Adelantó la mandíbula y replicó:
—Ésas son cosas mías.
Perdí entonces la paciencia. Resultaba demasiado evidente que no eran sólo cosas suyas el que abandonara mi obra. Le dije, insistiendo en el punto, que me hacía mucha falta, que yo ni soñaba en permitir la rescisión del contrato por nada del mundo y que si intentaba hacerme la faena de abandonarme, le demandaría.
Y concluí:
—Si tuviera un poco de lealtad hacia mí o hacia Mirabelle, no hubiera permitido siquiera que se planteara este problema.
Se encendió su cara en intensa llamarada, no sé si por efecto de la cólera o por vergüenza.
—Si usted piensa así, perfectamente —dijo.
Sus ojos oscuros, indómitos, se fijaron de nuevo en Iris, luego se volvieron hacia mí, clavándose en los míos. Me asombró el cambio de su expresión. Gerald y yo habíamos sido siempre amigos, pero en ese momento parecía como si me odiara de muerte.
—Bien, Peter —dijo—, me voy a quedar con usted, si así lo quiere. No me iré, pero le advierto una cosa: si le rompo la cabeza a alguien o si le pego fuego al teatro, no vaya a decir entonces que no traté de irme, mientras las cosas estaban bien.
Se metió por la puerta de vaivén y desapareció por ella.
No comprendía ni una jota de lo que pasaba; me volví hacia Iris. Algo me decía que ella estaba enterada de lo que había detrás de todo eso. Pero no parecía dispuesta a darme explicaciones.
Deslizó su brazo por debajo del mío con una extraña sonrisa de compasión.
—No le hagas caso, Peter. Pobre muchacho, es tan joven. Es tremendo ser tan joven.
Lo dijo casi con ternura. Y de pronto me sentí tontamente celoso de Gerald Gwynne.
Acaso fuera ilusión mía, pero el Dagonet tenía una atmósfera, un olor y un aspecto más salutíferos, después de haber pasado una noche con el ácido prúsico. La purificación del aire tuvo también un notable influjo sobre mi compañía. Todos estaban casi alegres. Theo, bastante aliviada de su tos, arrancaba bocanadas de humo de un Gold Flake, se paseaba por el escenario señalando a Eddie los residuos blancos dejados por los discos de ácido prúsico y ensalzaba las virtudes de esta sustancia, a la par que las de la codeína. Wessler, sentado sobre un cajón entre bastidores, ostentaba muy satisfecho una doncella del Rin modelada en arcilla, y se entretenía con su “donde-lo-había-visto-antes”, respecto a Gerald y Henry.
Incluso el escenario tenía un aspecto mucho más prometedor. Yo había querido ensayar algunas entradas y salidas con una puerta real, y Eddie había colocado una provisional, fabricada con tablas viejas encontradas debajo del escenario.

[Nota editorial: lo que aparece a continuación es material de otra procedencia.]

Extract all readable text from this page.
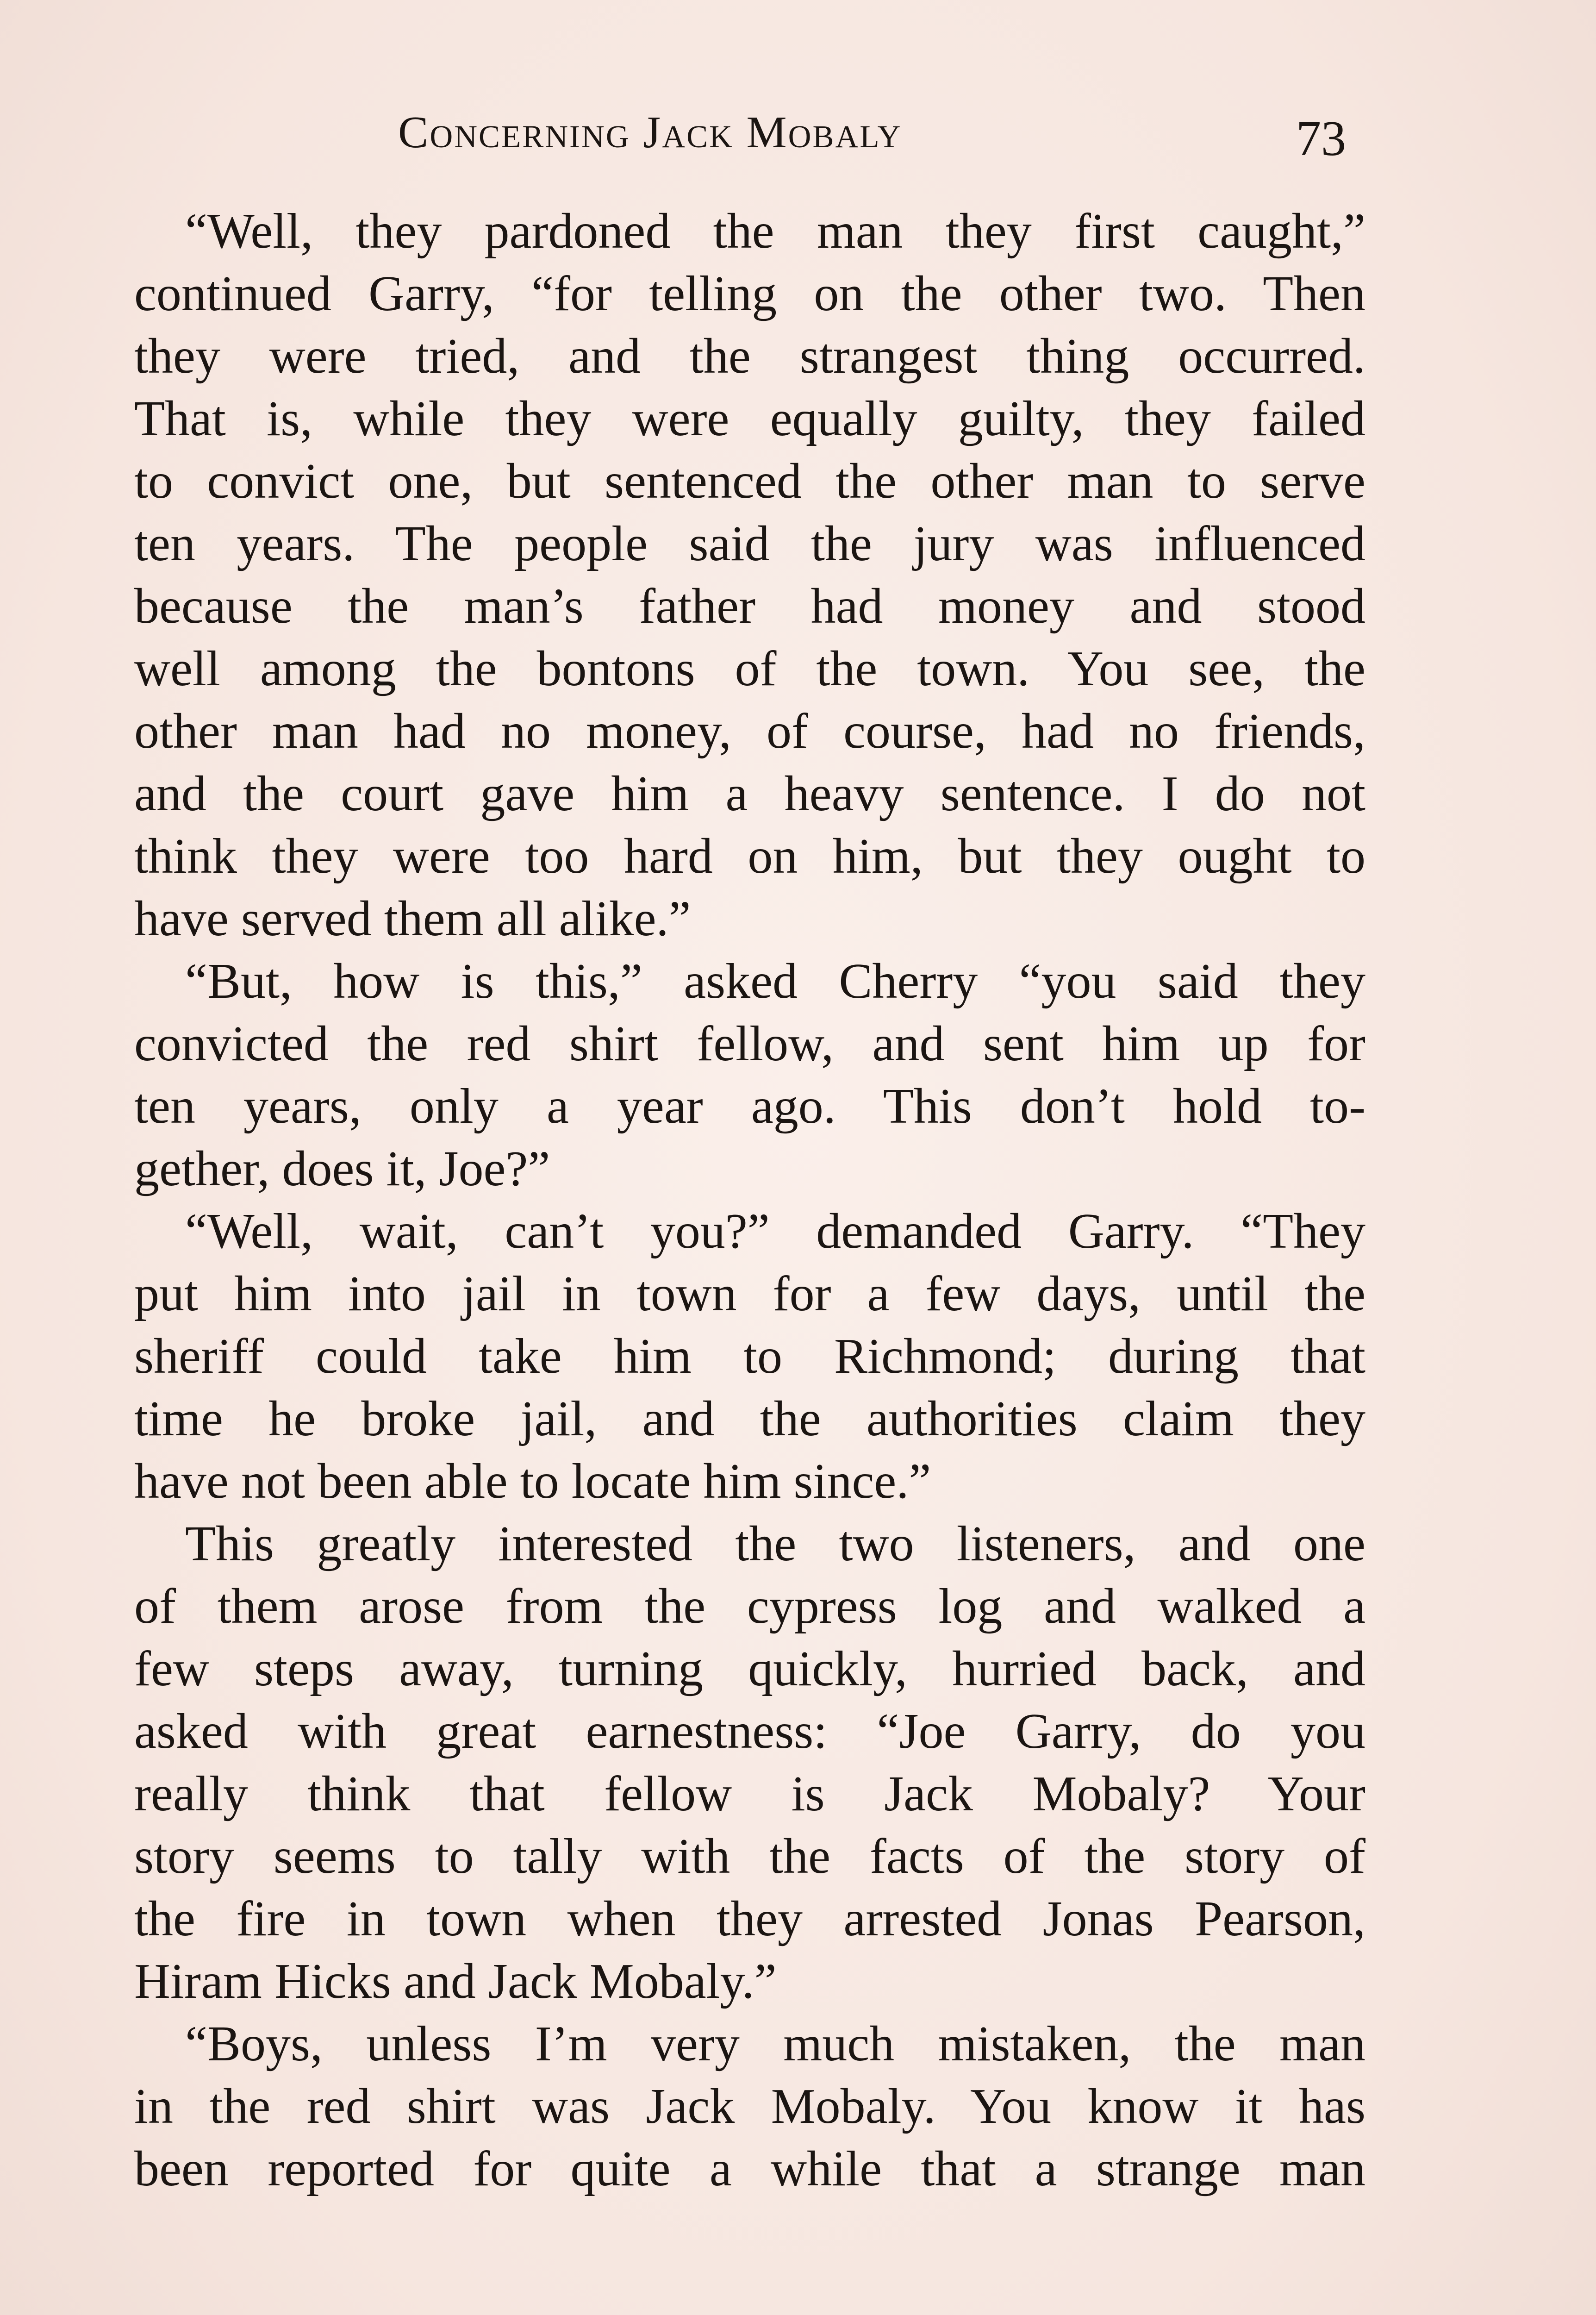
Concerning Jack Mobaly	73
“Well, they pardoned the man they first caught,”
continued Garry, “for telling on the other two. Then
they were tried, and the strangest thing occurred.
That is, while they were equally guilty, they failed
to convict one, but sentenced the other man to serve
ten years. The people said the jury was influenced
because the man’s father had money and stood
well among the bontons of the town. You see, the
other man had no money, of course, had no friends,
and the court gave him a heavy sentence. I do not
think they were too hard on him, but they ought to
have served them all alike.”
“But, how is this,” asked Cherry “you said they
convicted the red shirt fellow, and sent him up for
ten years, only a year ago. This don’t hold to-
gether, does it, Joe?”
“Well, wait, can’t you?” demanded Garry. “They
put him into jail in town for a few days, until the
sheriff could take him to Richmond; during that
time he broke jail, and the authorities claim they
have not been able to locate him since.”
This greatly interested the two listeners, and one
of them arose from the cypress log and walked a
few steps away, turning quickly, hurried back, and
asked with great earnestness: “Joe Garry, do you
really think that fellow is Jack Mobaly? Your
story seems to tally with the facts of the story of
the fire in town when they arrested Jonas Pearson,
Hiram Hicks and Jack Mobaly.”
“Boys, unless I’m very much mistaken, the man
in the red shirt was Jack Mobaly. You know it has
been reported for quite a while that a strange man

Parecía una verdadera pieza del decorado y surgía la excitante proximidad del ensayo general.
Me encaminaba hacia Wessler, cuando se abrió la puerta de vaivén, dejando paso a Mirabelle, quien me detuvo y me llevó aparte a un rincón. Estaba radiante y llena de vida, como de costumbre. Si su encuentro con Gates le había producido algún efecto, no mostraba el menor signo de ello. Me preguntó sin aliento:
—Peter, ángel, háblame de Gerald… ¿Está todo bien?
—Sí —dije—. Me retorcí el bigote y lo amenacé con entablarle juicio, no se va a ir a Hollywood.
—Gracias a Dios por eso —exclamó; y luego preguntó con voz rara, insegura—: Y Henry… ¿está dispuesto a suprimir el papel de Kramer?
Le referí lo que había pasado. Sus ojos se nublaron. Cerró y abrió sus pequeñas manos enguantadas.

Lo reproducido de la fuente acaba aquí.